Privacy-preserving aggregation is a cornerstone for AI systems that learn from distributed data without exposing individual records, especially in federated learning and telemetry. Existing two-server protocols (e.g., Prio and successors) set a practical baseline by validating inputs while preventing any single party from learning users' values, but they impose symmetric costs on both servers and communication that scales with the per-client input dimension $L$. Modern learning tasks routinely involve dimensionalities $L$ in the tens to hundreds of millions of model parameters. We present TAPAS, a two-server asymmetric private aggregation scheme that addresses these limitations along four dimensions: (i) no trusted setup or preprocessing, (ii) server-side communication that is independent of $L$ (iii) post-quantum security based solely on standard lattice assumptions (LWE, SIS), and (iv) stronger robustness with identifiable abort and full malicious security for the servers. A key design choice is intentional asymmetry: one server bears the $O(L)$ aggregation and verification work, while the other operates as a lightweight facilitator with computation independent of $L$. This reduces total cost, enables the secondary server to run on commodity hardware, and strengthens the non-collusion assumption of the servers. One of our main contributions is a suite of new and efficient lattice-based zero-knowledge proofs; to our knowledge, we are the first to establish privacy and correctness with identifiable abort in the two-server setting.

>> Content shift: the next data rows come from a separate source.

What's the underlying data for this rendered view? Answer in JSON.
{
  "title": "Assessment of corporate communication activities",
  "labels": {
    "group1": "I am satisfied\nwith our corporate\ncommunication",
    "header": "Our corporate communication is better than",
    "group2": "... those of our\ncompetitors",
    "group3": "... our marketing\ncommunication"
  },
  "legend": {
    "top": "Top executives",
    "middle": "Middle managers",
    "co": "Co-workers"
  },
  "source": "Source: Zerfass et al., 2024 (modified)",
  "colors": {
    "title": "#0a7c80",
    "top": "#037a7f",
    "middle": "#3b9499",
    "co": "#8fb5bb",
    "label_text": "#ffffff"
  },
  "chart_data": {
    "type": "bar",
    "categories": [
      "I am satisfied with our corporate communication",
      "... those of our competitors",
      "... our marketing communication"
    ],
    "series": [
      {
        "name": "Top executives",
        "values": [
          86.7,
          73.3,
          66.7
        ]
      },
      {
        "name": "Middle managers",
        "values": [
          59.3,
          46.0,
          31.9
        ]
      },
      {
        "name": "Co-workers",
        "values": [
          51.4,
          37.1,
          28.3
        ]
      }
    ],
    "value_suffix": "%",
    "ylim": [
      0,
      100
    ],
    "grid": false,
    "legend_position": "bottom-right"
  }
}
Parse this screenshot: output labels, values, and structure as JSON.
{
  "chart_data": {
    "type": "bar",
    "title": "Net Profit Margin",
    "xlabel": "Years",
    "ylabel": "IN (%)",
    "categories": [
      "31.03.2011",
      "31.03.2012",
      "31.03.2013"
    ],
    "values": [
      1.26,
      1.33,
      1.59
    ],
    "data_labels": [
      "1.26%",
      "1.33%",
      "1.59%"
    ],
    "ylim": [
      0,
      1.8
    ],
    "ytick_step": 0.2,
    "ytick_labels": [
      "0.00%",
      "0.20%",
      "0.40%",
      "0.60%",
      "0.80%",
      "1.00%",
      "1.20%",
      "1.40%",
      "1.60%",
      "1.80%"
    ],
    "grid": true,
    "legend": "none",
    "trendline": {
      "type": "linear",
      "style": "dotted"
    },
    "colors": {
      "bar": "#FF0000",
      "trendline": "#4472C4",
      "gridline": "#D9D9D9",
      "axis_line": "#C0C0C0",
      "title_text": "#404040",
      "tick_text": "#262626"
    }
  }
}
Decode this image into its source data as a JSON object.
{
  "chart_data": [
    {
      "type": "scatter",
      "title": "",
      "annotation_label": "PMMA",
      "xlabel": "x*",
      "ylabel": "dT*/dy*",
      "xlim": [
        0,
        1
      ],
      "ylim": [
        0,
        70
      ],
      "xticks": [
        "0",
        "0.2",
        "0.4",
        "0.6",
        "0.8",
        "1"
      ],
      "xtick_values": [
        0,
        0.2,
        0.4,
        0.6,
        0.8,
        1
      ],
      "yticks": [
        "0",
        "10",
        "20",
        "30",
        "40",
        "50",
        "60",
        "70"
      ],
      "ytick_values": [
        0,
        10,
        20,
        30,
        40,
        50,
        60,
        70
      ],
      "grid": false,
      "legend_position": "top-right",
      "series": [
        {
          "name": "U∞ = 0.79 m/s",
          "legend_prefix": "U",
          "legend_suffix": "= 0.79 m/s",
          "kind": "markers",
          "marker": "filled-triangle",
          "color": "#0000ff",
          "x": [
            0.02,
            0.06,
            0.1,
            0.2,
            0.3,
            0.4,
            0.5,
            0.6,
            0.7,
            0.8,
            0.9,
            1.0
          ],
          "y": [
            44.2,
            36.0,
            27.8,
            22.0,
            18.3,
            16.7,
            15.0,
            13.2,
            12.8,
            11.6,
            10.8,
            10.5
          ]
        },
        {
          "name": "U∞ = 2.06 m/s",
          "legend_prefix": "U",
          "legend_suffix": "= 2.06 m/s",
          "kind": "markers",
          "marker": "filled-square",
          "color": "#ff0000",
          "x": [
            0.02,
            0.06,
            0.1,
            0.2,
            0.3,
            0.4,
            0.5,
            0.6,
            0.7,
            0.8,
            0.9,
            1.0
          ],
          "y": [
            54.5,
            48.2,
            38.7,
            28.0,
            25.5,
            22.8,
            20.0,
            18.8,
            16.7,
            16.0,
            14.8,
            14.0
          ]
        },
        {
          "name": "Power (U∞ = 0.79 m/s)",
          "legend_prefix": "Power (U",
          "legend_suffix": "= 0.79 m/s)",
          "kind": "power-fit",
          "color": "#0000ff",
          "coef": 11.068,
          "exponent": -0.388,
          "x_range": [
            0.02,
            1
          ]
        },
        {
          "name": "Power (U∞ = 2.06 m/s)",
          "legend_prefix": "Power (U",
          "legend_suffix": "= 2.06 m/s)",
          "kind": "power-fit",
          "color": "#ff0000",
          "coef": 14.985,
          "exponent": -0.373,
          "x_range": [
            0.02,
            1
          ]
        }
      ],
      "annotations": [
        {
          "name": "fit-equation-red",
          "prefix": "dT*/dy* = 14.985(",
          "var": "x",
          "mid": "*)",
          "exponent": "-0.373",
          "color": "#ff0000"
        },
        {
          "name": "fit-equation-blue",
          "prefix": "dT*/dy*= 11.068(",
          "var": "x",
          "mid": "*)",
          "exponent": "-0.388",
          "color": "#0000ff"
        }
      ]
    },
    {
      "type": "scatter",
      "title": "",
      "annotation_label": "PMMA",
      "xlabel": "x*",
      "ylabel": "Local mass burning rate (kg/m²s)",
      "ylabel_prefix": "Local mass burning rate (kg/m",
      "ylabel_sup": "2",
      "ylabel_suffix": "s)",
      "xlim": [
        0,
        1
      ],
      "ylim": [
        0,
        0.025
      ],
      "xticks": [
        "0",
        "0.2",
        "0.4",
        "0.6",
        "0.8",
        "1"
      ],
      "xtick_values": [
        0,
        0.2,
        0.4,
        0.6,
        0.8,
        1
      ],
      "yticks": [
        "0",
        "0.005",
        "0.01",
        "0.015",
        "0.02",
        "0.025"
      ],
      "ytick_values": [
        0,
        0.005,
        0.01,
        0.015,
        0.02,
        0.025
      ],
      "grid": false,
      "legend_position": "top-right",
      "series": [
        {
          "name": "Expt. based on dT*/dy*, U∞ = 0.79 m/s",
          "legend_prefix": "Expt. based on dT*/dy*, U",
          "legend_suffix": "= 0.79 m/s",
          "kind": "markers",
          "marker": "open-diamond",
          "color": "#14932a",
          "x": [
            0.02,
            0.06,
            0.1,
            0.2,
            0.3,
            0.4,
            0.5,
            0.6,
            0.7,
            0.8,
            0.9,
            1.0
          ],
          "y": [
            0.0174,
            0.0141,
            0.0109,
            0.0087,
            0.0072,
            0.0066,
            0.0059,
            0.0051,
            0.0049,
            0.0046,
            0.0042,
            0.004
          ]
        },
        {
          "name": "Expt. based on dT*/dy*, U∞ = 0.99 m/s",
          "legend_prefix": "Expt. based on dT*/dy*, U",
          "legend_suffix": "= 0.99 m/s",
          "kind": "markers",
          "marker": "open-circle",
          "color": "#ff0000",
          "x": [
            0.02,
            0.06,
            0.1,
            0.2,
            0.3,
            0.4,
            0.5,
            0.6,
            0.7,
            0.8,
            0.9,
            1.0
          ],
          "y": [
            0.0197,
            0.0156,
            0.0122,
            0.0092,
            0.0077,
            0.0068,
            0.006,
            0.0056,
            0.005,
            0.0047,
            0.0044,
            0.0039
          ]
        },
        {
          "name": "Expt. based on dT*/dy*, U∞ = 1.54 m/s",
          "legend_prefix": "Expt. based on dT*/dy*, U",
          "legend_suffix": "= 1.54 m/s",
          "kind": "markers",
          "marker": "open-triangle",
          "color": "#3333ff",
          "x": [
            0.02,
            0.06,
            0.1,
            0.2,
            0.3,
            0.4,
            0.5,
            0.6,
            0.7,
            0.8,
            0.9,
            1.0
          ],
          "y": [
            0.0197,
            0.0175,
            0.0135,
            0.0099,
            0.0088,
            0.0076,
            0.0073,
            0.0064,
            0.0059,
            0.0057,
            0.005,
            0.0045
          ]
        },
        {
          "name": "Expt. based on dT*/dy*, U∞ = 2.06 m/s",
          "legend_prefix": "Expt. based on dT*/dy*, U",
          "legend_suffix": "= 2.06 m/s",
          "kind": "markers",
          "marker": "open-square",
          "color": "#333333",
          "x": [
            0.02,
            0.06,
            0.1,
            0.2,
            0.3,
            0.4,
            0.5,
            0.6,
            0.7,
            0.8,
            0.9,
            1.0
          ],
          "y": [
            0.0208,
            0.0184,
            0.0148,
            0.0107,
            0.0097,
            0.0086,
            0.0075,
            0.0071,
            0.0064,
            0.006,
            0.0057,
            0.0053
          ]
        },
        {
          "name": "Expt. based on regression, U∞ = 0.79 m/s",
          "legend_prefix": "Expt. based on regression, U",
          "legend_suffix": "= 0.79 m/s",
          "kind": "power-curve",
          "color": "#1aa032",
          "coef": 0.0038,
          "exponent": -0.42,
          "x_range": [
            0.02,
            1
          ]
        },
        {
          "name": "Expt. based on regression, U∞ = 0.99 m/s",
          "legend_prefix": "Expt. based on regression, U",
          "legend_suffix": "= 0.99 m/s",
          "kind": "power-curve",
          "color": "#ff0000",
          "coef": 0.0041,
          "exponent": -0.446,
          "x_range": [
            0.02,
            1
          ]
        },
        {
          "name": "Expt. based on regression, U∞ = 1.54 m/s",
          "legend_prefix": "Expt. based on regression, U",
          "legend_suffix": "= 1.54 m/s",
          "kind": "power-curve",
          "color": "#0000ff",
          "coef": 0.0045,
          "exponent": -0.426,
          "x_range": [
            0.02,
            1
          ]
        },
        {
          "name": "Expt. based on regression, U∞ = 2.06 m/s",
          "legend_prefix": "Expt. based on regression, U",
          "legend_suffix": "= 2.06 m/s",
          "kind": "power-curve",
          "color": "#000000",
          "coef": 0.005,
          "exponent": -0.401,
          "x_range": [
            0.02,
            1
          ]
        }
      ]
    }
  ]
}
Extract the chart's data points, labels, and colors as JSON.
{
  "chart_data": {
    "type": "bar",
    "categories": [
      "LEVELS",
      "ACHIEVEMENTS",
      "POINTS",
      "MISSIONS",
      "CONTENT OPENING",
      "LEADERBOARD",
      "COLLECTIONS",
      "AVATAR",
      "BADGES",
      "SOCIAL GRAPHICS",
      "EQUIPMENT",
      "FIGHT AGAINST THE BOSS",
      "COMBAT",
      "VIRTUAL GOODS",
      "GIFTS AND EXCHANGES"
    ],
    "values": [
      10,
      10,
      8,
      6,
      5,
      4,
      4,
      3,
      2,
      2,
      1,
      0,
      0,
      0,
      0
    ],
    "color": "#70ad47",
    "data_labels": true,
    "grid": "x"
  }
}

翻译：隐私保护聚合是人工智能系统从分布式数据中学习而不暴露个人记录的基础，尤其适用于联邦学习和遥测领域。现有的双服务器协议（如Prio及其改进方案）通过验证输入并防止任何单一服务器获知用户值，建立了实用基准，但它们在两台服务器上施加了对称成本，且通信开销随每客户端输入维度$L$线性增长。现代学习任务中，模型参数的维度$L$通常达到数千万至数亿。我们提出TAPAS，一种非对称双服务器私有聚合方案，从四个维度突破上述限制：(i)无需可信设置或预处理；(ii)服务器端通信开销与$L$无关；(iii)基于标准格假设（LWE、SIS）的后量子安全性；(iv)更强的鲁棒性，支持可识别中止的完全恶意安全模型。核心设计在于有意引入非对称性：一台服务器承担$O(L)$的聚合与验证工作，另一台作为轻量级协调器，计算开销与$L$无关。这种设计降低了总成本，使辅助服务器可在商用硬件上运行，并增强了服务器的不共谋假设。我们的主要贡献之一是一套全新高效的基于格的零知识证明；据我们所知，这是首次在双服务器场景中实现具备可识别中止的隐私性与正确性保障。